The morphogenetic processes in embryos through which single-layered epithelia turn into multilayered tissue, control the folding and invagination of the epithelia or the migration of cell groups or single cells. The cells are fixed in place by the binding of membrane proteins (e.g., integrins) to components of the extracellular matrix (e.g., fibronectin). The directed migration of the cells, their growth and proliferation is controlled by signalling cascades that transfer signals from the receptors on the plasma membrane (e.g., the fibroblast growth factor receptor, FGFR) to DNA-binding transcription factors. Leptin and her group of researchers have made a major contribution to the clarification of these complex signalling pathways. They identified and characterised a protein component of the FGFR signal transduction pathway downstream of FGFR (this is why the protein is called “dof”) that is crucial for the formation of the mesoderm, and hence the heart, as well as for the development of the tracheal network (respiration) during the embryonic development of Drosophila fruit flies. “Dof” binds to the two Drosophila FGF receptors “Heartless” and “Breathless” and is phosphorylated at several tyrosine residues when the receptor is activated. These phosphorylated tyrosine residues bind signalling proteins (for example “Corkscrew” and “Src64B”) which establishes connections with the MPA kinase transduction pathway (MAP: mitogen-activated protein) that transfers signals to the cell nucleus and the DNA. Corresponding signalling pathways and homologous proteins are found in humans, and it is believed that they play a role in the differentiation of tissue and possibly also in the development of tumours.

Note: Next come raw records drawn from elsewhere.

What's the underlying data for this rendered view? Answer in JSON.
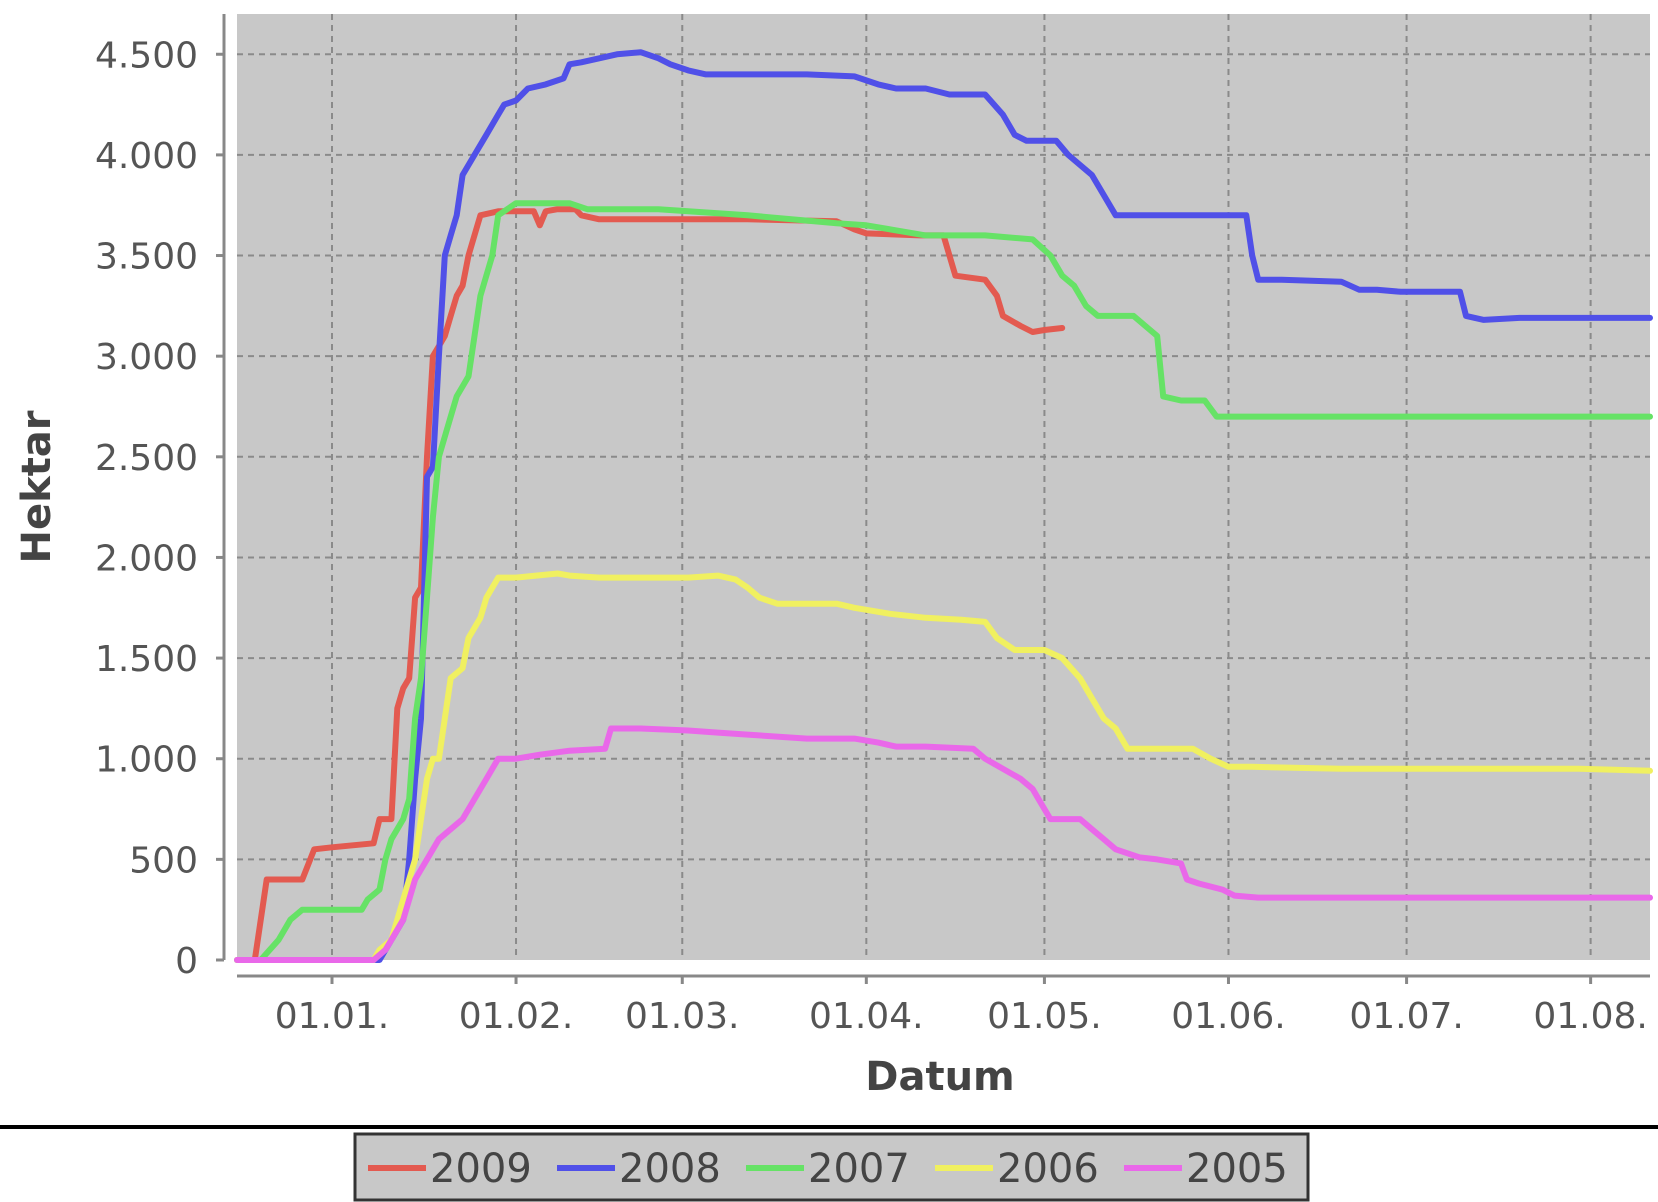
{
  "chart_data": {
    "type": "line",
    "title": "",
    "xlabel": "Datum",
    "ylabel": "Hektar",
    "x_unit": "day of year",
    "xlim": [
      -16,
      222
    ],
    "ylim": [
      0,
      4700
    ],
    "x_ticks": [
      {
        "x": 0,
        "label": "01.01."
      },
      {
        "x": 31,
        "label": "01.02."
      },
      {
        "x": 59,
        "label": "01.03."
      },
      {
        "x": 90,
        "label": "01.04."
      },
      {
        "x": 120,
        "label": "01.05."
      },
      {
        "x": 151,
        "label": "01.06."
      },
      {
        "x": 181,
        "label": "01.07."
      },
      {
        "x": 212,
        "label": "01.08."
      }
    ],
    "y_ticks": [
      {
        "y": 0,
        "label": "0"
      },
      {
        "y": 500,
        "label": "500"
      },
      {
        "y": 1000,
        "label": "1.000"
      },
      {
        "y": 1500,
        "label": "1.500"
      },
      {
        "y": 2000,
        "label": "2.000"
      },
      {
        "y": 2500,
        "label": "2.500"
      },
      {
        "y": 3000,
        "label": "3.000"
      },
      {
        "y": 3500,
        "label": "3.500"
      },
      {
        "y": 4000,
        "label": "4.000"
      },
      {
        "y": 4500,
        "label": "4.500"
      }
    ],
    "grid": true,
    "legend_position": "bottom-center",
    "series": [
      {
        "name": "2009",
        "color": "#e35a50",
        "points": [
          [
            -16,
            0
          ],
          [
            -13,
            0
          ],
          [
            -11,
            400
          ],
          [
            -5,
            400
          ],
          [
            -3,
            550
          ],
          [
            0,
            560
          ],
          [
            7,
            580
          ],
          [
            8,
            700
          ],
          [
            10,
            700
          ],
          [
            11,
            1250
          ],
          [
            12,
            1350
          ],
          [
            13,
            1400
          ],
          [
            14,
            1800
          ],
          [
            15,
            1850
          ],
          [
            16,
            2500
          ],
          [
            17,
            3000
          ],
          [
            18,
            3050
          ],
          [
            19,
            3100
          ],
          [
            20,
            3200
          ],
          [
            21,
            3300
          ],
          [
            22,
            3350
          ],
          [
            23,
            3500
          ],
          [
            25,
            3700
          ],
          [
            28,
            3720
          ],
          [
            34,
            3720
          ],
          [
            35,
            3650
          ],
          [
            36,
            3720
          ],
          [
            38,
            3730
          ],
          [
            41,
            3730
          ],
          [
            42,
            3700
          ],
          [
            45,
            3680
          ],
          [
            55,
            3680
          ],
          [
            70,
            3680
          ],
          [
            85,
            3670
          ],
          [
            88,
            3630
          ],
          [
            90,
            3610
          ],
          [
            99,
            3600
          ],
          [
            103,
            3600
          ],
          [
            105,
            3400
          ],
          [
            110,
            3380
          ],
          [
            112,
            3300
          ],
          [
            113,
            3200
          ],
          [
            116,
            3150
          ],
          [
            118,
            3120
          ],
          [
            120,
            3130
          ],
          [
            123,
            3140
          ]
        ]
      },
      {
        "name": "2008",
        "color": "#5050e8",
        "points": [
          [
            -16,
            0
          ],
          [
            -10,
            0
          ],
          [
            0,
            0
          ],
          [
            8,
            0
          ],
          [
            10,
            100
          ],
          [
            12,
            200
          ],
          [
            13,
            500
          ],
          [
            14,
            900
          ],
          [
            15,
            1200
          ],
          [
            16,
            2400
          ],
          [
            17,
            2450
          ],
          [
            18,
            3000
          ],
          [
            19,
            3500
          ],
          [
            20,
            3600
          ],
          [
            21,
            3700
          ],
          [
            22,
            3900
          ],
          [
            24,
            4000
          ],
          [
            26,
            4100
          ],
          [
            28,
            4200
          ],
          [
            29,
            4250
          ],
          [
            31,
            4270
          ],
          [
            33,
            4330
          ],
          [
            36,
            4350
          ],
          [
            39,
            4380
          ],
          [
            40,
            4450
          ],
          [
            42,
            4460
          ],
          [
            45,
            4480
          ],
          [
            48,
            4500
          ],
          [
            52,
            4510
          ],
          [
            55,
            4480
          ],
          [
            57,
            4450
          ],
          [
            60,
            4420
          ],
          [
            63,
            4400
          ],
          [
            70,
            4400
          ],
          [
            80,
            4400
          ],
          [
            88,
            4390
          ],
          [
            92,
            4350
          ],
          [
            95,
            4330
          ],
          [
            100,
            4330
          ],
          [
            104,
            4300
          ],
          [
            110,
            4300
          ],
          [
            113,
            4200
          ],
          [
            115,
            4100
          ],
          [
            117,
            4070
          ],
          [
            122,
            4070
          ],
          [
            124,
            4000
          ],
          [
            126,
            3950
          ],
          [
            128,
            3900
          ],
          [
            130,
            3800
          ],
          [
            132,
            3700
          ],
          [
            136,
            3700
          ],
          [
            150,
            3700
          ],
          [
            154,
            3700
          ],
          [
            155,
            3500
          ],
          [
            156,
            3380
          ],
          [
            160,
            3380
          ],
          [
            170,
            3370
          ],
          [
            173,
            3330
          ],
          [
            176,
            3330
          ],
          [
            180,
            3320
          ],
          [
            184,
            3320
          ],
          [
            190,
            3320
          ],
          [
            191,
            3200
          ],
          [
            194,
            3180
          ],
          [
            200,
            3190
          ],
          [
            210,
            3190
          ],
          [
            222,
            3190
          ]
        ]
      },
      {
        "name": "2007",
        "color": "#66e266",
        "points": [
          [
            -16,
            0
          ],
          [
            -12,
            0
          ],
          [
            -9,
            100
          ],
          [
            -7,
            200
          ],
          [
            -5,
            250
          ],
          [
            0,
            250
          ],
          [
            5,
            250
          ],
          [
            6,
            300
          ],
          [
            8,
            350
          ],
          [
            9,
            500
          ],
          [
            10,
            600
          ],
          [
            11,
            650
          ],
          [
            12,
            700
          ],
          [
            13,
            800
          ],
          [
            14,
            1200
          ],
          [
            15,
            1400
          ],
          [
            16,
            1800
          ],
          [
            17,
            2200
          ],
          [
            18,
            2500
          ],
          [
            19,
            2600
          ],
          [
            20,
            2700
          ],
          [
            21,
            2800
          ],
          [
            22,
            2850
          ],
          [
            23,
            2900
          ],
          [
            24,
            3100
          ],
          [
            25,
            3300
          ],
          [
            27,
            3500
          ],
          [
            28,
            3700
          ],
          [
            31,
            3760
          ],
          [
            40,
            3760
          ],
          [
            43,
            3730
          ],
          [
            55,
            3730
          ],
          [
            70,
            3700
          ],
          [
            85,
            3660
          ],
          [
            90,
            3650
          ],
          [
            100,
            3600
          ],
          [
            110,
            3600
          ],
          [
            118,
            3580
          ],
          [
            121,
            3500
          ],
          [
            123,
            3400
          ],
          [
            125,
            3350
          ],
          [
            127,
            3250
          ],
          [
            129,
            3200
          ],
          [
            133,
            3200
          ],
          [
            135,
            3200
          ],
          [
            137,
            3150
          ],
          [
            139,
            3100
          ],
          [
            140,
            2800
          ],
          [
            143,
            2780
          ],
          [
            147,
            2780
          ],
          [
            149,
            2700
          ],
          [
            153,
            2700
          ],
          [
            170,
            2700
          ],
          [
            190,
            2700
          ],
          [
            210,
            2700
          ],
          [
            222,
            2700
          ]
        ]
      },
      {
        "name": "2006",
        "color": "#f0f060",
        "points": [
          [
            -16,
            0
          ],
          [
            -10,
            0
          ],
          [
            0,
            0
          ],
          [
            7,
            0
          ],
          [
            8,
            50
          ],
          [
            10,
            100
          ],
          [
            12,
            300
          ],
          [
            14,
            500
          ],
          [
            15,
            700
          ],
          [
            16,
            900
          ],
          [
            17,
            1000
          ],
          [
            18,
            1000
          ],
          [
            19,
            1200
          ],
          [
            20,
            1400
          ],
          [
            22,
            1450
          ],
          [
            23,
            1600
          ],
          [
            25,
            1700
          ],
          [
            26,
            1800
          ],
          [
            28,
            1900
          ],
          [
            31,
            1900
          ],
          [
            38,
            1920
          ],
          [
            40,
            1910
          ],
          [
            45,
            1900
          ],
          [
            55,
            1900
          ],
          [
            60,
            1900
          ],
          [
            65,
            1910
          ],
          [
            68,
            1890
          ],
          [
            70,
            1850
          ],
          [
            72,
            1800
          ],
          [
            75,
            1770
          ],
          [
            85,
            1770
          ],
          [
            88,
            1750
          ],
          [
            90,
            1740
          ],
          [
            94,
            1720
          ],
          [
            100,
            1700
          ],
          [
            106,
            1690
          ],
          [
            110,
            1680
          ],
          [
            112,
            1600
          ],
          [
            115,
            1540
          ],
          [
            120,
            1540
          ],
          [
            123,
            1500
          ],
          [
            126,
            1400
          ],
          [
            128,
            1300
          ],
          [
            130,
            1200
          ],
          [
            132,
            1150
          ],
          [
            134,
            1050
          ],
          [
            137,
            1050
          ],
          [
            145,
            1050
          ],
          [
            148,
            1000
          ],
          [
            151,
            960
          ],
          [
            155,
            960
          ],
          [
            170,
            950
          ],
          [
            190,
            950
          ],
          [
            210,
            950
          ],
          [
            222,
            940
          ]
        ]
      },
      {
        "name": "2005",
        "color": "#e968e9",
        "points": [
          [
            -16,
            0
          ],
          [
            -10,
            0
          ],
          [
            0,
            0
          ],
          [
            7,
            0
          ],
          [
            9,
            50
          ],
          [
            10,
            100
          ],
          [
            12,
            200
          ],
          [
            14,
            400
          ],
          [
            16,
            500
          ],
          [
            18,
            600
          ],
          [
            20,
            650
          ],
          [
            22,
            700
          ],
          [
            24,
            800
          ],
          [
            26,
            900
          ],
          [
            28,
            1000
          ],
          [
            31,
            1000
          ],
          [
            35,
            1020
          ],
          [
            40,
            1040
          ],
          [
            46,
            1050
          ],
          [
            47,
            1150
          ],
          [
            52,
            1150
          ],
          [
            60,
            1140
          ],
          [
            65,
            1130
          ],
          [
            70,
            1120
          ],
          [
            80,
            1100
          ],
          [
            88,
            1100
          ],
          [
            92,
            1080
          ],
          [
            95,
            1060
          ],
          [
            100,
            1060
          ],
          [
            108,
            1050
          ],
          [
            110,
            1000
          ],
          [
            113,
            950
          ],
          [
            116,
            900
          ],
          [
            118,
            850
          ],
          [
            119,
            800
          ],
          [
            121,
            700
          ],
          [
            126,
            700
          ],
          [
            128,
            650
          ],
          [
            130,
            600
          ],
          [
            132,
            550
          ],
          [
            136,
            510
          ],
          [
            139,
            500
          ],
          [
            143,
            480
          ],
          [
            144,
            400
          ],
          [
            146,
            380
          ],
          [
            150,
            350
          ],
          [
            152,
            320
          ],
          [
            156,
            310
          ],
          [
            170,
            310
          ],
          [
            190,
            310
          ],
          [
            210,
            310
          ],
          [
            222,
            310
          ]
        ]
      }
    ]
  }
}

Maria Leptin continued her research at the European Molecular Biology Laboratory (EMBL) where she established a research group that studies the development of complex cell shapes and the localisation of mRNA and proteins involved in determining the polarity of such cells. A major part of the research involves studying the terminal cells in the respiratory system (trachea) of Drosophila and the empithelium of the embryo during gastrulation.
As the new EMBO director, Maria Leptin is unable to spend a great deal of time in the laboratory. Her work as director of the European Molecular Biology Organisation, which is financially backed by the EMBO's funding body, the European Molecular Biology Conference (EMBC) with delegates from the 27 member states, requires her to travel a lot. The EMBO funds a broad range of workshops, training courses and scholarship programmes for young researchers ("EMBO postdoctoral fellows", "young investigators") in all EU countries. The EMBO publications ("EMBO Journal", "EMBO reports" and "Molecular Systems Biology" which is a joint venture with the journal "Nature") are among the leading international journals of molecular biology. "However, the basis of EMBO's international reputation and its most valuable assets are its members," said Maria Leptin speaking at a recent meeting at which the new 2010 EMBO members were announced.
Since it was established, more than 1,400 leading molecular biologists from Europe and around 90 associated members from non-European countries, including 47 Nobel Laureates, have been awarded lifetime membership of EMBO. More than half of the EMBO's members contribute to EMBO activities by serving on advisory editorial boards of the organisation's scientific journals, on boards in charge of funding programmes and awards, mentoring young researchers, acting as teachers and trainers for workshops and practical courses. Through their involvement in the organisation's activities, the knowledge and expertise they bring as well as their experience and reputation, the chosen researchers help develop new research initiatives and shape the direction of the life sciences in Europe. The most important task of the new EMBO director is the support and coordination of this network of top international researchers.